The average five-year, fixed-rate mortgage has topped 6 per cent for the first time since November as banks and building societies continue to push up rates.
Five-year fixes have risen from 4.97 per cent to 6.01 per cent between the start of May and today, according to the financial data analyst Moneyfacts, adding £1,488 a year to repayments on a typical 25-year mortgage worth £200,000.
It is the first time the average rate has reached 6 per cent since November 21, in the aftermath of the Liz Truss mini-budget that sent borrowing costs soaring. Before that, rates had not been so high since December 2008, in the heat of the financial crisis.
Rates have shot up over the past two months on the back of consumer price inflation that eclipsed expectations. The rate has remained stuck at 8.7 per cent in successive months, the Office for National Statistics said.

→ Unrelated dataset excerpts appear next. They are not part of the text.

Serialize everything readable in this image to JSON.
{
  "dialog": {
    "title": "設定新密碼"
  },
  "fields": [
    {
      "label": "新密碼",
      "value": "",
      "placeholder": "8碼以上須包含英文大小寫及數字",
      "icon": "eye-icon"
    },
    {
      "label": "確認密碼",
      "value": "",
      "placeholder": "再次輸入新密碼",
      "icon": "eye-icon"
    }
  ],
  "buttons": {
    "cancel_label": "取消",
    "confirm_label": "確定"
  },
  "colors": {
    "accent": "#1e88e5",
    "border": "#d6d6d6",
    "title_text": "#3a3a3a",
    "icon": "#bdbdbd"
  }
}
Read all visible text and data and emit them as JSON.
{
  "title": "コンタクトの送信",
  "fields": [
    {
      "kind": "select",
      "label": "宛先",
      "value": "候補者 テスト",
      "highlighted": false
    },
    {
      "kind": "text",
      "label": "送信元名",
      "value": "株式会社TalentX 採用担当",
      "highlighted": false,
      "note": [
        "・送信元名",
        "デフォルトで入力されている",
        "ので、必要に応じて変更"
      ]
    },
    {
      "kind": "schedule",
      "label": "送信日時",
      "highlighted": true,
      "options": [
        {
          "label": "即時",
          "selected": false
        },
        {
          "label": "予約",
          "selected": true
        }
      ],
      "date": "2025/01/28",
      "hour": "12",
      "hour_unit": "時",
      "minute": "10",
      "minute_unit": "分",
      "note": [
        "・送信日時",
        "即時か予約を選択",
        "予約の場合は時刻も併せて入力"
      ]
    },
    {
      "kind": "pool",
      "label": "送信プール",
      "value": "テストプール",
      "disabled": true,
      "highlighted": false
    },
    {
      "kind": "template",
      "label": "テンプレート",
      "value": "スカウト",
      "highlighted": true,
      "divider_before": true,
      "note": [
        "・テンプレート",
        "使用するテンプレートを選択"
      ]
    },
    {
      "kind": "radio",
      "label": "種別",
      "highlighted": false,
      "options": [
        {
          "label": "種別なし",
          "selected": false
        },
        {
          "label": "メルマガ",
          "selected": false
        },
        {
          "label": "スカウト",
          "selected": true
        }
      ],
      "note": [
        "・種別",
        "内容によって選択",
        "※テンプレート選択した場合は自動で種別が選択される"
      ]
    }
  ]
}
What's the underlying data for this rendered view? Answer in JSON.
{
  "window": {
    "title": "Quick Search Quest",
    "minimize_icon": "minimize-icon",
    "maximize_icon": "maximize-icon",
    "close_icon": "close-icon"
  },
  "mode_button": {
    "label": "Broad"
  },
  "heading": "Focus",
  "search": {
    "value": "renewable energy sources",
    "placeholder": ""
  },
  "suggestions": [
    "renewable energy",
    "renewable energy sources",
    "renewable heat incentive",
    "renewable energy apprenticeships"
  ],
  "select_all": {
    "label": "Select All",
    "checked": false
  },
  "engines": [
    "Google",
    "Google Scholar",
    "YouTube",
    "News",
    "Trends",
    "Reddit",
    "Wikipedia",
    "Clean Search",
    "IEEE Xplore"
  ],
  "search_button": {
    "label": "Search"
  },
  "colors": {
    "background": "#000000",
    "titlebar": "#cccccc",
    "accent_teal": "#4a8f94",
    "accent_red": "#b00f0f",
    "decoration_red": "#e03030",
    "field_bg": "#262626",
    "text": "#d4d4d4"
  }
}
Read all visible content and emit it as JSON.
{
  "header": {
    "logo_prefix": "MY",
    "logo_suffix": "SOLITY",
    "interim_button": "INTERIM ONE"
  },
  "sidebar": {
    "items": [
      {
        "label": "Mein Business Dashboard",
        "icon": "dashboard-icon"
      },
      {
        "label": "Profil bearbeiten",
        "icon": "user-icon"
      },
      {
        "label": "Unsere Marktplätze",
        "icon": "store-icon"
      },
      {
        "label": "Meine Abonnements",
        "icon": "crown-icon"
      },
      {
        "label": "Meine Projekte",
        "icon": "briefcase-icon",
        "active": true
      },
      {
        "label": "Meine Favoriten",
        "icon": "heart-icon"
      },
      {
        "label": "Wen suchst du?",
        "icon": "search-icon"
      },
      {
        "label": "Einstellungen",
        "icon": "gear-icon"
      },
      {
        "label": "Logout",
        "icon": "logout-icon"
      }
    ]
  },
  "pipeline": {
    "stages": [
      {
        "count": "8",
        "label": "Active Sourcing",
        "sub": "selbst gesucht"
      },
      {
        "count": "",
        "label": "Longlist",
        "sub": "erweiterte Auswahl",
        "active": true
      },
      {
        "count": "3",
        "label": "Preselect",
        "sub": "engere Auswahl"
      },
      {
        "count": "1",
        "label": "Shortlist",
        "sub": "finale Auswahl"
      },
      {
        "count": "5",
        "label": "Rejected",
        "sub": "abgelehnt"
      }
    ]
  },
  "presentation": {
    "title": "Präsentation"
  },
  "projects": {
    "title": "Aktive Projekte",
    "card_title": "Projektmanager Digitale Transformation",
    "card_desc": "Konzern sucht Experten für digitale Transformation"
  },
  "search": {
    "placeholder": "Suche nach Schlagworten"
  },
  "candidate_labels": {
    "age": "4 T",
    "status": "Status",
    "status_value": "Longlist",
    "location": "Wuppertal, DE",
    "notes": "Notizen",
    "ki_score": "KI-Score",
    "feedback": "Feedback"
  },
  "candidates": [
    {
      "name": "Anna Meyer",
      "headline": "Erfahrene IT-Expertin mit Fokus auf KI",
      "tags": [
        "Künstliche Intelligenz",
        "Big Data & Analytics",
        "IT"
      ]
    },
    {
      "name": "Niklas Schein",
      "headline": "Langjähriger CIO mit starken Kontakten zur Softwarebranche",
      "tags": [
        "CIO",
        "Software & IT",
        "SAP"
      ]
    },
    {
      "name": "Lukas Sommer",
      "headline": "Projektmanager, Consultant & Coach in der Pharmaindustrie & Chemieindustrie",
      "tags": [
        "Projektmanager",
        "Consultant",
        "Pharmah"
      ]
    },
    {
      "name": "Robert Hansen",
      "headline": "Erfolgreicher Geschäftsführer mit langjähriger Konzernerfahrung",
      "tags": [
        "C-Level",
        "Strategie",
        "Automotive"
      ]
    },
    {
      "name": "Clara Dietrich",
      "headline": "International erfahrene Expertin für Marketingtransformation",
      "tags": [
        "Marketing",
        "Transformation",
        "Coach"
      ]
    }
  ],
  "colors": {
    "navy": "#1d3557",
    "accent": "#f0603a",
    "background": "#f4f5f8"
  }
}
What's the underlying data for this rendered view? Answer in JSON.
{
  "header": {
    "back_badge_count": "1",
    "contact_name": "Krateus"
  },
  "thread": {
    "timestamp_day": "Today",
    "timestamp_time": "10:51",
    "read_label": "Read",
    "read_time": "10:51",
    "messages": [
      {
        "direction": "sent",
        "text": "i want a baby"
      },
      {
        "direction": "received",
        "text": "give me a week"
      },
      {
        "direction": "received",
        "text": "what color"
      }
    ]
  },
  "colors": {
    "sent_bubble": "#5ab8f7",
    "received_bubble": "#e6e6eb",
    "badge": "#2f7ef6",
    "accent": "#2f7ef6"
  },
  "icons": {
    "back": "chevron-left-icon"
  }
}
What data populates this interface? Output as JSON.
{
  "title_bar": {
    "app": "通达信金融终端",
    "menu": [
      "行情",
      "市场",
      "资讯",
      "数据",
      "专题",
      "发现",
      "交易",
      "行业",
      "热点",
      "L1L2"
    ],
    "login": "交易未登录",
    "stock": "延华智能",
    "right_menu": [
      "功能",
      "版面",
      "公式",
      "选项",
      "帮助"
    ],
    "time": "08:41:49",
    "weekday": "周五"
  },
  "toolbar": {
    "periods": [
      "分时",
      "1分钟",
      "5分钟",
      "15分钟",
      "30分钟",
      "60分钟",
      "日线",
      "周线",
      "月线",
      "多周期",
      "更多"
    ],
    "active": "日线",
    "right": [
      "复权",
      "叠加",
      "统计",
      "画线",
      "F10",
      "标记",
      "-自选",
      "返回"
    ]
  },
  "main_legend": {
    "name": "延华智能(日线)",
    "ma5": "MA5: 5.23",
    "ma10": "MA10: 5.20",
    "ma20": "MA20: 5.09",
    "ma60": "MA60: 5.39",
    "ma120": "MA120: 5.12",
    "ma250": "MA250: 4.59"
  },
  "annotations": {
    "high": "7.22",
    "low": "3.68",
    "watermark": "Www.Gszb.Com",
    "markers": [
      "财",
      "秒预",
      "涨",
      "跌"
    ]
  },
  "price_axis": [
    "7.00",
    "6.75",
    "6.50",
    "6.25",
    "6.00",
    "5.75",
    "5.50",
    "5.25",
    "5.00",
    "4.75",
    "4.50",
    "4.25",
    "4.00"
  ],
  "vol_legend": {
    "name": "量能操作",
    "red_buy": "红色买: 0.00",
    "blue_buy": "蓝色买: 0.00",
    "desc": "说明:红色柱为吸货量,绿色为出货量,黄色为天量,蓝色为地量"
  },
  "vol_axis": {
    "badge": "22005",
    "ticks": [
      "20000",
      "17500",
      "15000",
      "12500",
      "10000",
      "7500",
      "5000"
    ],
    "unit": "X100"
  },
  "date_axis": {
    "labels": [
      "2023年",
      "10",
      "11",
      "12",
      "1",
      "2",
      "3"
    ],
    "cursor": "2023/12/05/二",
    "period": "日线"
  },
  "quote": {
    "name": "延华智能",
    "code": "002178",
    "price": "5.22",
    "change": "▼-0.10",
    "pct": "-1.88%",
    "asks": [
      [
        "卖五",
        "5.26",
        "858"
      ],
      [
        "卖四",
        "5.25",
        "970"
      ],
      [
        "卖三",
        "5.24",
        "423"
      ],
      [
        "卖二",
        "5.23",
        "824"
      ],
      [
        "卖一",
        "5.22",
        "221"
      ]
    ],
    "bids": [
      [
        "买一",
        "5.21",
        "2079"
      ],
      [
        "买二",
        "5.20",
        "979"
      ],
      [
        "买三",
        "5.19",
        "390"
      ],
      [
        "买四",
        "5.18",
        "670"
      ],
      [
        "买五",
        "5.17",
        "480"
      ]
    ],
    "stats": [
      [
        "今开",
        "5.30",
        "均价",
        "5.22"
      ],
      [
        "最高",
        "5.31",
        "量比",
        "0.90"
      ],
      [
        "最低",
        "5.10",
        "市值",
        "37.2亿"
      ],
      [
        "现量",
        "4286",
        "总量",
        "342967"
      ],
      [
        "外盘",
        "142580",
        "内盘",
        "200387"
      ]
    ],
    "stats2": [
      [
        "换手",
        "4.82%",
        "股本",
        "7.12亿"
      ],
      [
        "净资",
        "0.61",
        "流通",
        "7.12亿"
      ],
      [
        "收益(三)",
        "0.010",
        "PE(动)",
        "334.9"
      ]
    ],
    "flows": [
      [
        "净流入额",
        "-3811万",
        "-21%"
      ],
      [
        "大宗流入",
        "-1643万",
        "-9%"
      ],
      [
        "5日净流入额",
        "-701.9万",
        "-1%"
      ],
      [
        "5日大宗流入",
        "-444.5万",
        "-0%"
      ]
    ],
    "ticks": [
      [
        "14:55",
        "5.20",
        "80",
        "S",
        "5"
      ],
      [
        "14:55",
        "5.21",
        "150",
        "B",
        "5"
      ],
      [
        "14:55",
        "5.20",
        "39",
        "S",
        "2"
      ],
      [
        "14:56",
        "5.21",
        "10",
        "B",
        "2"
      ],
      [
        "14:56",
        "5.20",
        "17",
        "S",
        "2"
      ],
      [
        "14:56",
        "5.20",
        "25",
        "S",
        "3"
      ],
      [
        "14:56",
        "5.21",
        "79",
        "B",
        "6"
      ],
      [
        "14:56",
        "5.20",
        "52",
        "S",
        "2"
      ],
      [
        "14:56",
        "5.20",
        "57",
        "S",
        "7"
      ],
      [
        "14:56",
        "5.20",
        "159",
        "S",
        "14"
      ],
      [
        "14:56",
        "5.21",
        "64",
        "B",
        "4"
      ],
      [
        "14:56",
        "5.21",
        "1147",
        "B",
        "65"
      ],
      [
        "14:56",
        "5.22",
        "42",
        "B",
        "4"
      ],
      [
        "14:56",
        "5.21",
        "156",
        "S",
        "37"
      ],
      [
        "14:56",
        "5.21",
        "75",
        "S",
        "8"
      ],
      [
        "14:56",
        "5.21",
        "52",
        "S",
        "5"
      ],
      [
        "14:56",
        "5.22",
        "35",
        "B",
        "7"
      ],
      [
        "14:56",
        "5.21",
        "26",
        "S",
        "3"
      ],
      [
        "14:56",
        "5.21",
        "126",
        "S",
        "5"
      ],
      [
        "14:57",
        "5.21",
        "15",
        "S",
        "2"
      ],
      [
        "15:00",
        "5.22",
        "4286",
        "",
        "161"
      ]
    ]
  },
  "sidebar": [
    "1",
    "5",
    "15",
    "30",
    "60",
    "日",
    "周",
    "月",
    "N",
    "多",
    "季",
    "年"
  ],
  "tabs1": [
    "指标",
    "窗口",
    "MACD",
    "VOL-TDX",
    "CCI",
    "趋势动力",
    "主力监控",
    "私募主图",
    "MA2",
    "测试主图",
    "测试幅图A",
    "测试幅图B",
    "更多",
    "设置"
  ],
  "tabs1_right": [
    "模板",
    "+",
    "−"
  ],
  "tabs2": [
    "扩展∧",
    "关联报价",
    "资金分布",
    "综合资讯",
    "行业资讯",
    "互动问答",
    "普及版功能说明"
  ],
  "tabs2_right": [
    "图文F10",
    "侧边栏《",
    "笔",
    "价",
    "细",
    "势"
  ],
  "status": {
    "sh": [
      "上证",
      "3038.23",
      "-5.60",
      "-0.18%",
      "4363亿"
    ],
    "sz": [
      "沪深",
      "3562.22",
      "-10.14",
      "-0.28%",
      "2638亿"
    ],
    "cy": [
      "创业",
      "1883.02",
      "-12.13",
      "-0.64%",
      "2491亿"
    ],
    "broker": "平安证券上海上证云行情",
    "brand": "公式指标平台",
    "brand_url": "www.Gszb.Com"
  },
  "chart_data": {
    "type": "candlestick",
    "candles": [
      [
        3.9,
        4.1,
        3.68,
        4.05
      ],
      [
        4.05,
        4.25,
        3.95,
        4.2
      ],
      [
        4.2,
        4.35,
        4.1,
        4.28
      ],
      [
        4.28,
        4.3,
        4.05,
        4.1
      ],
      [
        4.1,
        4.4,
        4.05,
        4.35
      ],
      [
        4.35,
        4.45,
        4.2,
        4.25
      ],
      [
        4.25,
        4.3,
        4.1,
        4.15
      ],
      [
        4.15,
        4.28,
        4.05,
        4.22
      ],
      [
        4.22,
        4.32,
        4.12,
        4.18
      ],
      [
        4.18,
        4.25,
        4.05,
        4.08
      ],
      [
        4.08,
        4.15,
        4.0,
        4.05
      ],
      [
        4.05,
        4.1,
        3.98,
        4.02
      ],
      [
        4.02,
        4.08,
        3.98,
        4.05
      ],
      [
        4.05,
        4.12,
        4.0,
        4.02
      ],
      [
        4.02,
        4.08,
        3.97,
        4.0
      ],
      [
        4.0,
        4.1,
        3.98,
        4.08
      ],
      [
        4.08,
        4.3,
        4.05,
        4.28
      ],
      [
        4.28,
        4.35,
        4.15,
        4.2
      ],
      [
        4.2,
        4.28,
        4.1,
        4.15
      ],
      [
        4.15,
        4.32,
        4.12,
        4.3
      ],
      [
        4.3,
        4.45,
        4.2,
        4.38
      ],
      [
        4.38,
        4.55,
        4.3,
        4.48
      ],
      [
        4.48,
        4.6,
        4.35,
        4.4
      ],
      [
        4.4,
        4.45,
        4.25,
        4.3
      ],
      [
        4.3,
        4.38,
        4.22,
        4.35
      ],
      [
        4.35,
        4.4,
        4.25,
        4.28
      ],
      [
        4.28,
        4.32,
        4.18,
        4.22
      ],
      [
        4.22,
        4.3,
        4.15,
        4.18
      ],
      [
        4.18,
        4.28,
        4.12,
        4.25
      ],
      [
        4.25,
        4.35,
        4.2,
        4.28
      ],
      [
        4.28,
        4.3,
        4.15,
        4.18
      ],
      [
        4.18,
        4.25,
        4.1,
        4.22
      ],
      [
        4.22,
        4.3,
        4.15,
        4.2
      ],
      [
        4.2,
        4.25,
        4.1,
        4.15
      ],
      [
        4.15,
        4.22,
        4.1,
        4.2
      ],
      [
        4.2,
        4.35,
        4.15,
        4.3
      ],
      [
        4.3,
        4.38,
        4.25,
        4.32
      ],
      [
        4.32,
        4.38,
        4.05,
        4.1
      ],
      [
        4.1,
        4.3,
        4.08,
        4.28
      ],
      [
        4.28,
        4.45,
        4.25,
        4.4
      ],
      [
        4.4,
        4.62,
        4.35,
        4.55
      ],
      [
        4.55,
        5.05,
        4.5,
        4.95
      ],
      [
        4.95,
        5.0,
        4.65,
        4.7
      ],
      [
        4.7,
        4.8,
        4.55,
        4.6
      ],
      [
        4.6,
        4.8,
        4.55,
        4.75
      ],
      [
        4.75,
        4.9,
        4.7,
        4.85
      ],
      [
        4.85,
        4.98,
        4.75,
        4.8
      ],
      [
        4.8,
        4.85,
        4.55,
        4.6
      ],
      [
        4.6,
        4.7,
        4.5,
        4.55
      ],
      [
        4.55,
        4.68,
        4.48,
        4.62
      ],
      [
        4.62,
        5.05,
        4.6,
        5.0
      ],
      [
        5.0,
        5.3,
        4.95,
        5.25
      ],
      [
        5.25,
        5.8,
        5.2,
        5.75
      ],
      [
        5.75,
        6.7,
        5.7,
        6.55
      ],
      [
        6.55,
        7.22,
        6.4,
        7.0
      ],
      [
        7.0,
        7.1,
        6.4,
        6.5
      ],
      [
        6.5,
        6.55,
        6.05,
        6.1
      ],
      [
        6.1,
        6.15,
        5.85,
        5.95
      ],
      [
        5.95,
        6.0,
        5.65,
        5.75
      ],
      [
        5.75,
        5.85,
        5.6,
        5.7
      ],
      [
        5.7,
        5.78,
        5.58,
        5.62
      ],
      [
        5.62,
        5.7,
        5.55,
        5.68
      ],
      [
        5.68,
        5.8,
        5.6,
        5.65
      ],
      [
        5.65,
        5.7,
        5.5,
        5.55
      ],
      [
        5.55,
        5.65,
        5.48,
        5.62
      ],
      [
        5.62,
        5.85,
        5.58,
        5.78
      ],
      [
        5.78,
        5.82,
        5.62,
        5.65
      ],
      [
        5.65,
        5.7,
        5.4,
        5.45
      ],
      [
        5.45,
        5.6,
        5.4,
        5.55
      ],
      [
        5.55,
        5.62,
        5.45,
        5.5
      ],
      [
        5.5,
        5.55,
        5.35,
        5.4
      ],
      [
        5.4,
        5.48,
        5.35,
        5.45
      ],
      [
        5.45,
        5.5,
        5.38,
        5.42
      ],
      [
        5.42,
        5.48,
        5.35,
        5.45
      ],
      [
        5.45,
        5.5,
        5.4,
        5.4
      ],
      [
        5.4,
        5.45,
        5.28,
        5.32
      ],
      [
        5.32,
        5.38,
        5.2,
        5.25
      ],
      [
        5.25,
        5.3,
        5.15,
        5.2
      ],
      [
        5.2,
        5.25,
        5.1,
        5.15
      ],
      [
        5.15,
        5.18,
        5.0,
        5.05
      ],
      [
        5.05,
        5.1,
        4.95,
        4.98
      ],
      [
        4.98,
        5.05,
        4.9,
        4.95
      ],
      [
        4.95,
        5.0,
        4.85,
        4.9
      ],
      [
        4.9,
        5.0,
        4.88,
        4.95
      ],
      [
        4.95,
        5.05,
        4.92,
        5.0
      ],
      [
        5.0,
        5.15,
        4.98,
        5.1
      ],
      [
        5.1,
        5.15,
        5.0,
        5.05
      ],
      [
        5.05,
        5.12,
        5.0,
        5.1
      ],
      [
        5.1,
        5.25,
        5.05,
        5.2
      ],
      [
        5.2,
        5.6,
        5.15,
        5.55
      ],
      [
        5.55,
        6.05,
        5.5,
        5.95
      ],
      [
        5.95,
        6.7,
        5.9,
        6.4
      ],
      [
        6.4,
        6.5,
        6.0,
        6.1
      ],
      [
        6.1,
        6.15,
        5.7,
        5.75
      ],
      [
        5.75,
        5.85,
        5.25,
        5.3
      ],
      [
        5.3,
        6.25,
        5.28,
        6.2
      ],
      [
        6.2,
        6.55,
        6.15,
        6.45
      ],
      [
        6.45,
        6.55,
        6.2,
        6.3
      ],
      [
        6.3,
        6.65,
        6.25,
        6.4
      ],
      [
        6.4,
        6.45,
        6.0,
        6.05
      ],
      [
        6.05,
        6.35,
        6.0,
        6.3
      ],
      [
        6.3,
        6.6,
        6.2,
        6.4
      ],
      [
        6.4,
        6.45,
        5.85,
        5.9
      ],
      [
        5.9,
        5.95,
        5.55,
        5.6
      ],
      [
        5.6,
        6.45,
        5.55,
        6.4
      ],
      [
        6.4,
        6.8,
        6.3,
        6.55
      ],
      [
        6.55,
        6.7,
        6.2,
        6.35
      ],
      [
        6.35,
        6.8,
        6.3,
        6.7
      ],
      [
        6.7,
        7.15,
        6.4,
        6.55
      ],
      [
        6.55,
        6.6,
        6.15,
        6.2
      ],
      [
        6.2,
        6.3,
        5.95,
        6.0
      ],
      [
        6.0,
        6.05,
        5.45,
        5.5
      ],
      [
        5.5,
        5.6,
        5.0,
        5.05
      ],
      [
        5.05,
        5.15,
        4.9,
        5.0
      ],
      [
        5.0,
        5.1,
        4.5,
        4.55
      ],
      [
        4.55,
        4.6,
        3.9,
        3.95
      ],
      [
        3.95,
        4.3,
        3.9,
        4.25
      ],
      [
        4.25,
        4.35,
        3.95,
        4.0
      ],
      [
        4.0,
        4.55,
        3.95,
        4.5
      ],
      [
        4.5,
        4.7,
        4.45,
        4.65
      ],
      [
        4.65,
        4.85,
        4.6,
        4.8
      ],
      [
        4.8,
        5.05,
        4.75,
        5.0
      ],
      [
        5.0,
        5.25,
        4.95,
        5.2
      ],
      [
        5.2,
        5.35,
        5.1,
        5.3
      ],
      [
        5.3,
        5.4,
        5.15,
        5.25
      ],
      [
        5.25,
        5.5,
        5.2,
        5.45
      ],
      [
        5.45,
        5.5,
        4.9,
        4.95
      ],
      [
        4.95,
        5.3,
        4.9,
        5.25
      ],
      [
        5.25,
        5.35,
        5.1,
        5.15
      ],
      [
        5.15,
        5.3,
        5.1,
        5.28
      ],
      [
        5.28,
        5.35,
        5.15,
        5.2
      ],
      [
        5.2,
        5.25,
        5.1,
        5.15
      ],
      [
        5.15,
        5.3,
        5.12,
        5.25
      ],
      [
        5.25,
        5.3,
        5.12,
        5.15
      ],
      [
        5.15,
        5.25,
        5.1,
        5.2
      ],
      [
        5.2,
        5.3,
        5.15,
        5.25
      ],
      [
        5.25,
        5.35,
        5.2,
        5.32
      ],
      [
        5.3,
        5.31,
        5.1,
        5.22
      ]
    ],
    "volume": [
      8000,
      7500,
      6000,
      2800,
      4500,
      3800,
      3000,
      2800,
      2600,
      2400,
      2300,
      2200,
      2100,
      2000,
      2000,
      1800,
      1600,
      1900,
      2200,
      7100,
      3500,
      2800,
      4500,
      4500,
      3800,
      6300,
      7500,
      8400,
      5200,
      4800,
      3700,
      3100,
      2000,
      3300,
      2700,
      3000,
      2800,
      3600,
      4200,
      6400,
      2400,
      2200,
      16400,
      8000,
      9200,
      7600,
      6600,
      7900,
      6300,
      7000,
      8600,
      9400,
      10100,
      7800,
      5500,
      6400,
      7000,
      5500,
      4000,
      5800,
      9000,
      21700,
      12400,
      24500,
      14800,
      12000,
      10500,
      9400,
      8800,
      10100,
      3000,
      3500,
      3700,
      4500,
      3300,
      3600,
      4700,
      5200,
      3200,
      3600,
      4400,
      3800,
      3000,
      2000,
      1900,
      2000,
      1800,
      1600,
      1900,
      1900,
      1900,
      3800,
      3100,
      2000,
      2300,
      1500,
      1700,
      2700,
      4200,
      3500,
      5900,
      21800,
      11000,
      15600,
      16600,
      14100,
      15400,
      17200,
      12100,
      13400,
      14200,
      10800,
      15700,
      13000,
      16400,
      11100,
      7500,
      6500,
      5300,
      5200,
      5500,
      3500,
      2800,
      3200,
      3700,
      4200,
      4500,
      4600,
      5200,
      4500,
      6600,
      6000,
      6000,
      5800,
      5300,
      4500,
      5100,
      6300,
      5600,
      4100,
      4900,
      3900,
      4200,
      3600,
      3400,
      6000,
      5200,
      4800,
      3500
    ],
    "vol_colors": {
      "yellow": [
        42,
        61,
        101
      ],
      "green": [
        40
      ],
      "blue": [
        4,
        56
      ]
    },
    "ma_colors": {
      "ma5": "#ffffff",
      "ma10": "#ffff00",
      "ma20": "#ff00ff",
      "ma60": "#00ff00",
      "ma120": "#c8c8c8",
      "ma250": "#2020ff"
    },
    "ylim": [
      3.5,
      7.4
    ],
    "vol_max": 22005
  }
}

This has fuelled expectation that the the Bank of England will again increase the base rate, presently 5 per cent, and keep it higher for longer. The base rate has risen 13 times since an all-time low of 0.1 per cent in December 2021. These expectations of future Bank of England rates, called swap rates, are used by banks to price fixed-rate mortgages.
Five-year mortgage rates are below two-year rates, which now average 6.47 per cent, because of the expectation that rates will fall away in time. Two-year fixed rates peaked at 6.65 per cent on October 20.